Columbia lobbyists for the state’s largest polluters are lobbying the legislature to take away the citizens’ right to protect our communities and clean water from illegal toxic pollution.

They are trying push through the Polluter Amnesty Bill, which would wipe out the ability of local communities to stop illegal pollution from destroying their water supplies and economies.

The large polluters and their lobbyists want us to leave the fates of our communities solely in the hands of state bureaucrats.




Take, for example, Duke Energy.

Duke Energy’s operating companies in the Carolinas, by their own confessions, have repeatedly committed environmental crimes. Last year, they pleaded guilty 18 times to nine coal-ash pollution crimes in North Carolina — including crimes that led to the catastrophic Dan River spill. Duke Energy’s companies are currently on criminal probation, with their activities overseen by a court-appointed monitor.

Duke Energy also had been violating South Carolina’s Pollution Control Act for years at its Lee facility on the Saluda River on the Greenville-Anderson county line, and at its Robinson facility in Darlington, by polluting groundwater and rivers because it stored millions of tons of coal ash — containing arsenic — in unlined pits next to our waterways.

In all these instances, and for years, the state agencies did not protect the public.

Duke Energy was forced to excavate coal ash from its Lee and Robinson leaking pits because citizen groups publicized the problem and made clear they would use their rights under the Pollution Control Act to enforce the law.

The pattern has repeated itself across the state.

In Conway, Santee Cooper stored hundreds of thousands of tons of coal ash in a swamp in unlined pits, right on the Waccamaw River. DHEC had told Santee Cooper in writing that it was violating the law, yet state agencies did nothing to force Santee Cooper to clean up its coal ash.

When citizens enforced the Pollution Control Act, Santee Cooper agreed to remove its ash and — to its credit — agreed to remove all coal ash from all its unlined waterfront pits.

The same thing happened with SCE&G in Columbia. Only when citizens enforced the Pollution Control Act did SCE&G bind itself to remove its coal ash from arsenic-leaking pits just above Congaree National Park.

Here are the simple facts.

The big polluters, including the utilities, are the most powerful political force in Columbia. They spend a fortune on lobbyists, trade associations, political contributions, and lawyers to influence the legislature.

The legislature appropriates the money for the budgets and jobs of the regulators who are supposed to be enforcing the law against these same polluters.

The citizens of South Carolina cannot count on state bureaucracies always to stand up to the most powerful forces in state politics.

That is why the Pollution Control Act provides that citizens can enforce the law when the bureaucracies will not.

No citizen of South Carolina is asking the legislature to take away the rights of communities to protect themselves.

The Polluter Amnesty Act is purely a creation of the lobbyists for the big polluters.
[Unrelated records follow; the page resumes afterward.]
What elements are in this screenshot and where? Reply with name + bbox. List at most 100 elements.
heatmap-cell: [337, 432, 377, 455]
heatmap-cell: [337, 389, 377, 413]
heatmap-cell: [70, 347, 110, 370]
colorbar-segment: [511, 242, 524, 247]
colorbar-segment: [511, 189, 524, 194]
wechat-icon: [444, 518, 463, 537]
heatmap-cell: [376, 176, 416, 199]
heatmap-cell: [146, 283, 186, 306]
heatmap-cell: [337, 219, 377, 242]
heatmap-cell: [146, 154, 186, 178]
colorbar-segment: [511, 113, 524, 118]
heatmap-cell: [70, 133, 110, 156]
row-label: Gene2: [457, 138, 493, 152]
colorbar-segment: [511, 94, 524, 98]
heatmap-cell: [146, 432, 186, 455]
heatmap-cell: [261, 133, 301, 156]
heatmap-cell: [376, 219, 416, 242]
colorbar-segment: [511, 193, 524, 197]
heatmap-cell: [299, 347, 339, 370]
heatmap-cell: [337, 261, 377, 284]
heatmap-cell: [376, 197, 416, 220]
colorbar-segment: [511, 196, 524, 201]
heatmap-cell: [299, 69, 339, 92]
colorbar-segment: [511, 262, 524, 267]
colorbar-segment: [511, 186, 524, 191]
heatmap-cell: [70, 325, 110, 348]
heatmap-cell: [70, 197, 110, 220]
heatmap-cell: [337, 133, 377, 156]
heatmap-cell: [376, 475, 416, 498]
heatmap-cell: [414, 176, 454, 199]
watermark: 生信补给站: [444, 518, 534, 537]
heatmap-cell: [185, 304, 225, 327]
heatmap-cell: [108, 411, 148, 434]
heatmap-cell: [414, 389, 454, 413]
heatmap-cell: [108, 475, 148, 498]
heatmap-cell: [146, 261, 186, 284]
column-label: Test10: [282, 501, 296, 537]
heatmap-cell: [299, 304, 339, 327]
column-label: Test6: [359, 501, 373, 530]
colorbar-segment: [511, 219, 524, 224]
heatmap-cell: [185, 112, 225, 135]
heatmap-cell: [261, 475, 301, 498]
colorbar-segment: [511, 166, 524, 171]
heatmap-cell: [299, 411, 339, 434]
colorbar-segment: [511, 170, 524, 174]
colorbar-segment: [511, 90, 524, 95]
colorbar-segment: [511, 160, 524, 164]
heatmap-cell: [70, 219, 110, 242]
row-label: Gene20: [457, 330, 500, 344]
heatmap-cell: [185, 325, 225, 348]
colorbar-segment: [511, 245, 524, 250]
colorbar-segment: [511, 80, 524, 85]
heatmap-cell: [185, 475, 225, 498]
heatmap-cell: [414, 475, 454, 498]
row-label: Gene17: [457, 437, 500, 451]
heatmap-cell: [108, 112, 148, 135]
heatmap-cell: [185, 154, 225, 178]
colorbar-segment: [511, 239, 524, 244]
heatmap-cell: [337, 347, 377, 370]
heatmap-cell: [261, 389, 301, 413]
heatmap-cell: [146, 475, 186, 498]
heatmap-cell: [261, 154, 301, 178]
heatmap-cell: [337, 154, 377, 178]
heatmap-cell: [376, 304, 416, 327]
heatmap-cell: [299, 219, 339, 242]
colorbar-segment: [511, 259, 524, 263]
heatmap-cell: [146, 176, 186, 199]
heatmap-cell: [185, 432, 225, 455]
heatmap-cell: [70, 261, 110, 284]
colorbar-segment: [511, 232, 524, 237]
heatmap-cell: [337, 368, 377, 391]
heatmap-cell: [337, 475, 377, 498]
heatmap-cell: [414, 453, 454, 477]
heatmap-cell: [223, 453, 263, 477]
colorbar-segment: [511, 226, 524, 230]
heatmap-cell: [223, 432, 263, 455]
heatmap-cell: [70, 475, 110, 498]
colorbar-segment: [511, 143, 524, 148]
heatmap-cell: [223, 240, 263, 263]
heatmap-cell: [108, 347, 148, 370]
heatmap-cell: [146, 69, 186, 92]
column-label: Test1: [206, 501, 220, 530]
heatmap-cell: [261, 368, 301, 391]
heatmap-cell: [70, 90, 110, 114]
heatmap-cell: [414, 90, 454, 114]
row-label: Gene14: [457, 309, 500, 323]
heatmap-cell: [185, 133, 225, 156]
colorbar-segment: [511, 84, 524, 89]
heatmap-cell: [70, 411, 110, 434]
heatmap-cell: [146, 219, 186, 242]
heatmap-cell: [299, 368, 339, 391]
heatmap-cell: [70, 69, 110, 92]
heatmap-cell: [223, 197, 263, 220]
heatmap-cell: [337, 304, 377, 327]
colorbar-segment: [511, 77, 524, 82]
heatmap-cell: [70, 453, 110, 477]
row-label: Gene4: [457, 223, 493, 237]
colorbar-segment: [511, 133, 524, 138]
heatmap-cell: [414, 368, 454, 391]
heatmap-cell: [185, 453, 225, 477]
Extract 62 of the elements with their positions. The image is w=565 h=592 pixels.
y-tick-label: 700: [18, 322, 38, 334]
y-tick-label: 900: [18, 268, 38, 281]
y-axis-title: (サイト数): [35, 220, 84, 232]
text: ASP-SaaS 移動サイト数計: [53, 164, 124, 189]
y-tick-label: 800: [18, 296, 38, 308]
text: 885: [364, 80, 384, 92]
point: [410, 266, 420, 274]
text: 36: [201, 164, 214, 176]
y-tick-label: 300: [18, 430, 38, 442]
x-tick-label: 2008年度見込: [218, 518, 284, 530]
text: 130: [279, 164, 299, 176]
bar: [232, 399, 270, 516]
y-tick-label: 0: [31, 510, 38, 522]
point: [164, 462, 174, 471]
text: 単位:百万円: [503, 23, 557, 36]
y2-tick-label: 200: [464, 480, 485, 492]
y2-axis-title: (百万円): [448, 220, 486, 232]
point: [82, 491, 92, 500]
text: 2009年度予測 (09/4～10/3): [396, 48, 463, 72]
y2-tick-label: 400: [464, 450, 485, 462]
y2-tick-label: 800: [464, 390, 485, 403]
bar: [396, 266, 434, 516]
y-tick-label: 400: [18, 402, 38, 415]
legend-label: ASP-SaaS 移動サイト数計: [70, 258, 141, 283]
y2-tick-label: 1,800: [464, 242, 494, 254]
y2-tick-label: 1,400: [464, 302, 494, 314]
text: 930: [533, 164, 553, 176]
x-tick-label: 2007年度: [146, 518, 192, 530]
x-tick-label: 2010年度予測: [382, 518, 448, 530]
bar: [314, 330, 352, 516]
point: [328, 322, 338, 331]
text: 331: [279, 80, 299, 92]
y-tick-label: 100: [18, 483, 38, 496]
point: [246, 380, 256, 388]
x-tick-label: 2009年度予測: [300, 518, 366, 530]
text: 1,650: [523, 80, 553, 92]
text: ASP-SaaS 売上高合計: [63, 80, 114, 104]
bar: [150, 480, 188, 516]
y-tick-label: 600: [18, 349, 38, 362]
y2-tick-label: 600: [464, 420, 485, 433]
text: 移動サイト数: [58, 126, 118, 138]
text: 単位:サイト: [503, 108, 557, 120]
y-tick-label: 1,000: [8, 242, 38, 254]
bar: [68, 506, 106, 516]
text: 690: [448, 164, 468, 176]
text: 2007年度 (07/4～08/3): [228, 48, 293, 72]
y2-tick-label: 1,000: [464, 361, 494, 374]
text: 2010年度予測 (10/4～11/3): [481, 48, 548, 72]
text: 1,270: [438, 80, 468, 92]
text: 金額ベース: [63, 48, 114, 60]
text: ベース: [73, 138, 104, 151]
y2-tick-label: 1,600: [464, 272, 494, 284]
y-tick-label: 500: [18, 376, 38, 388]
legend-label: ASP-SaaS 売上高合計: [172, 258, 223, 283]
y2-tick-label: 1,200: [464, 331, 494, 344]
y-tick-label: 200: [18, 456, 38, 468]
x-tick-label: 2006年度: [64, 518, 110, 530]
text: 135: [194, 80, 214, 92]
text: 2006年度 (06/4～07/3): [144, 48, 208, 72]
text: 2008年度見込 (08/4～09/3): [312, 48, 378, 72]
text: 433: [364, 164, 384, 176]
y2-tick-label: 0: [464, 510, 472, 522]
Make no mistake — the big polluters and their paid spokesmen are powerful special interests, and they want to take away your rights so that they do not have to clean up their toxic, illegal pollution.

Our state, our communities, and our clean water deserve better.


Frank Holleman of Greenville is a senior attorney with the Southern Environmental Law Center and has worked with South Carolina citizen groups enforcing the Pollution Control Act against toxic pollution.